Air quality issues. Silica dust is of great concern to people living near frac sand operations. The smallest particles of dust (2.5 microns, a fraction of the width of a human hair) cause the greatest damage to the lungs. This is due to the fact that smaller particles can evade the body’s natural defense mechanisms and penetrate deeper into the lungs, and even into the bloodstream. Crystalline silica dust, generally around 4 microns in diameter or less, is also especially harmful. Depending on the amount and duration of exposure, silica dust can cause silicosis of the lungs, a well-known hazard in mining, and at natural gas and oil drill sites due to the use of sand in fracking operations.

Financial issues. Frac sand mining causes many economic harms, including a potential loss of nearby real estate values of up to 25 percent; and decreased lifespan for roads and other infrastructure, which carry a substantial replacement cost. Even though Minnesota state law allows counties to levy a 15-cent per ton aggregate extraction tax to help offset the costs of road repair, many counties choose not to. Additionally, the Minnesota Local Research Board found that 22 cents per ton-mile would be a more accurate amount to cover the costs.

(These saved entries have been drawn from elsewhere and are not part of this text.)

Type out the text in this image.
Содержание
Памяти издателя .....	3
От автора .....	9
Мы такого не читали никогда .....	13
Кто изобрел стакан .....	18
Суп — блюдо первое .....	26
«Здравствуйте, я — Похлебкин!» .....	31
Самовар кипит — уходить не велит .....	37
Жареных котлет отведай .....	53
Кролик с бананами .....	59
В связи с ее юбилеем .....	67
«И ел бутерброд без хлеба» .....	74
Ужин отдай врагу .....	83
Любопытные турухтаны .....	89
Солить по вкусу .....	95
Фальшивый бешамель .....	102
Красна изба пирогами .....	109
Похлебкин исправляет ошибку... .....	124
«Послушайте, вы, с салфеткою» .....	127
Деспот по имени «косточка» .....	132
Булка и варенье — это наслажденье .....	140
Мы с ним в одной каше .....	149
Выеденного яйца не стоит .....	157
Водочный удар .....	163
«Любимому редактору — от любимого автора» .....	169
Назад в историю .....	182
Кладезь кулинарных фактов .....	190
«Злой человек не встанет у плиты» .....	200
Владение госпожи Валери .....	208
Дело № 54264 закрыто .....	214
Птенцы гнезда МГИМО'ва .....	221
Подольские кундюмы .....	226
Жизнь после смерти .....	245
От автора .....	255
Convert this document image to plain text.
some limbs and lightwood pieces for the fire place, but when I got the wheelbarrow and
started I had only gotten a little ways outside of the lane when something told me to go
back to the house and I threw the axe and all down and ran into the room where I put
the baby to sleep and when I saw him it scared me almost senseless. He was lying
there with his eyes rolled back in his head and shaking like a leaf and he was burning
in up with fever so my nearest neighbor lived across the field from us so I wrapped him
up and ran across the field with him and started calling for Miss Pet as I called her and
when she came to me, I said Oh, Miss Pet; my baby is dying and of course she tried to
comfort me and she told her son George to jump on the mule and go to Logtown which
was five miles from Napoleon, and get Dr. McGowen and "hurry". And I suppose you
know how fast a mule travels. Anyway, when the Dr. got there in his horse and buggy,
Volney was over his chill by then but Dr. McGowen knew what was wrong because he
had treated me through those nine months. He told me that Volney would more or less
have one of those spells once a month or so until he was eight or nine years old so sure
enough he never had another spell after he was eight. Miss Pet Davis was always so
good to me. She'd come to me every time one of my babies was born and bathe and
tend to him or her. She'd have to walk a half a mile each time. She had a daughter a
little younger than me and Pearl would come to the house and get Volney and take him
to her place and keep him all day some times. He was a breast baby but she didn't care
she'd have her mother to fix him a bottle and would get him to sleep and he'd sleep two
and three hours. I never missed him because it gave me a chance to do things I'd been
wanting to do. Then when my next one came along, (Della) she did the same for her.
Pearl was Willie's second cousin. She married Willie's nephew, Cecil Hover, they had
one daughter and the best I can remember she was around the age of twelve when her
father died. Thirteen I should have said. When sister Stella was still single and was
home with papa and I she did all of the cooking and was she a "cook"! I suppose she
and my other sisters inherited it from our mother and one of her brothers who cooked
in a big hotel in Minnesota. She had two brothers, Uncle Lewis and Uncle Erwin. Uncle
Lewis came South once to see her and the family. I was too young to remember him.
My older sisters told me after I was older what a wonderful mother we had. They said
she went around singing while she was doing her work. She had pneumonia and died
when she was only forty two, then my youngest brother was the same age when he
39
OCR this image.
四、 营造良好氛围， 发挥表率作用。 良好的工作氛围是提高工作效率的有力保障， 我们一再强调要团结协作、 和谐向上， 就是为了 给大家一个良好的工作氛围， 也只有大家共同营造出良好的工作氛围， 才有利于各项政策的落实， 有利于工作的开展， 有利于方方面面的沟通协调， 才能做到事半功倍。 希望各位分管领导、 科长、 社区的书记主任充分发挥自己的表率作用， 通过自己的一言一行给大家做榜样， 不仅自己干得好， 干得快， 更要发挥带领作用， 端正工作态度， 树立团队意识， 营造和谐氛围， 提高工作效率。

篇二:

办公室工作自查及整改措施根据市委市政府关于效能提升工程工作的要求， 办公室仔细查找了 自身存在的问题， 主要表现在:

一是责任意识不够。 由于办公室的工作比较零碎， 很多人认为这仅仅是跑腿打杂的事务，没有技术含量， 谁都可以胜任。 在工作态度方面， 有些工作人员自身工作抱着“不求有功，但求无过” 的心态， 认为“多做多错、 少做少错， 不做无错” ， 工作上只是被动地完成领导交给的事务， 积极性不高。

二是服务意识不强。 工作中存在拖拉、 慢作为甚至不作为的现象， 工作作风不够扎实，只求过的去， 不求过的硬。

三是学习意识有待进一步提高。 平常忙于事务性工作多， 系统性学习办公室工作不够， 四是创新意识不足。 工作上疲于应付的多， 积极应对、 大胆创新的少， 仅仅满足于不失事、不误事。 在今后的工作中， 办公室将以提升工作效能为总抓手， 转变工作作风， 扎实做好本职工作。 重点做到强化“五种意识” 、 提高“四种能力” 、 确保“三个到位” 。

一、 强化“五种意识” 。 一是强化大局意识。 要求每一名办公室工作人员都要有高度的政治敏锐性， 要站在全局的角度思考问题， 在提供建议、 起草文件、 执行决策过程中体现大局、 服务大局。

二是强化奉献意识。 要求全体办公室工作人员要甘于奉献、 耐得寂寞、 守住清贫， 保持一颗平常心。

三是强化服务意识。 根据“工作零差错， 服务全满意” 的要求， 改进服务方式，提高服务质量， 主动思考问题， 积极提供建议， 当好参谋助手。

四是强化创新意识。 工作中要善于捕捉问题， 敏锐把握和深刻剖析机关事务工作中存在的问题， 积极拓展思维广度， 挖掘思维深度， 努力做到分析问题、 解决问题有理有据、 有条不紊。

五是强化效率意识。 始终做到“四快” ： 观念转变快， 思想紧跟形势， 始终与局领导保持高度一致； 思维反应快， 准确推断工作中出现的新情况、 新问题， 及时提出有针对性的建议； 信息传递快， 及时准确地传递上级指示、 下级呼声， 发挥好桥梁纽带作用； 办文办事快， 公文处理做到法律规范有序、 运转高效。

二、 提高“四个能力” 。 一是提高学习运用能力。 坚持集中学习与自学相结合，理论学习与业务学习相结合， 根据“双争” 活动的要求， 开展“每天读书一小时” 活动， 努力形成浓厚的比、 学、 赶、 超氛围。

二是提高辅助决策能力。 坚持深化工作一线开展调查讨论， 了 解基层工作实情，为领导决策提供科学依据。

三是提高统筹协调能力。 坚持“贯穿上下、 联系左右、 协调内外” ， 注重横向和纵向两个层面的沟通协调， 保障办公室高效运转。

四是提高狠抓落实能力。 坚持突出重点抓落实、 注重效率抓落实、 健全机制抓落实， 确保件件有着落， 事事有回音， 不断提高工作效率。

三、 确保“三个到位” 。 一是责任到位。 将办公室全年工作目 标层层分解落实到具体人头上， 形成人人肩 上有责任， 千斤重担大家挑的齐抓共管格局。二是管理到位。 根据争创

Perhaps the best response to the rapid expansion of shale gas extraction is to take a step back and view the entire shale gas fuel cycle more holistically. The questions, if properly posed, can assist us in defining the issues, challenges, and consequences of the shale gas fuel cycle. They will also help answer whether or not the shale gas revolution is of benefit to all of us or just some of us, and determine the long-term viability of the shale-gas economy. In pursuing this exercise, the scope of questions should not remain at some national or geopolitical strategic level. Rather, they should also address the consequences of the shale gas fuel cycle for people at the local level including the consequences for their property, their businesses, their cultural values and way of life, their health, their access to adequate supplies of clean water, the impact on local infrastructure, as well as the sustainability of their community’s economy in the near- and long- term. Of course, such questions should have been posed long ago. Powerful economic forces are churning ahead without pause or consideration of the implications of shale gas extraction for our country and our citizens.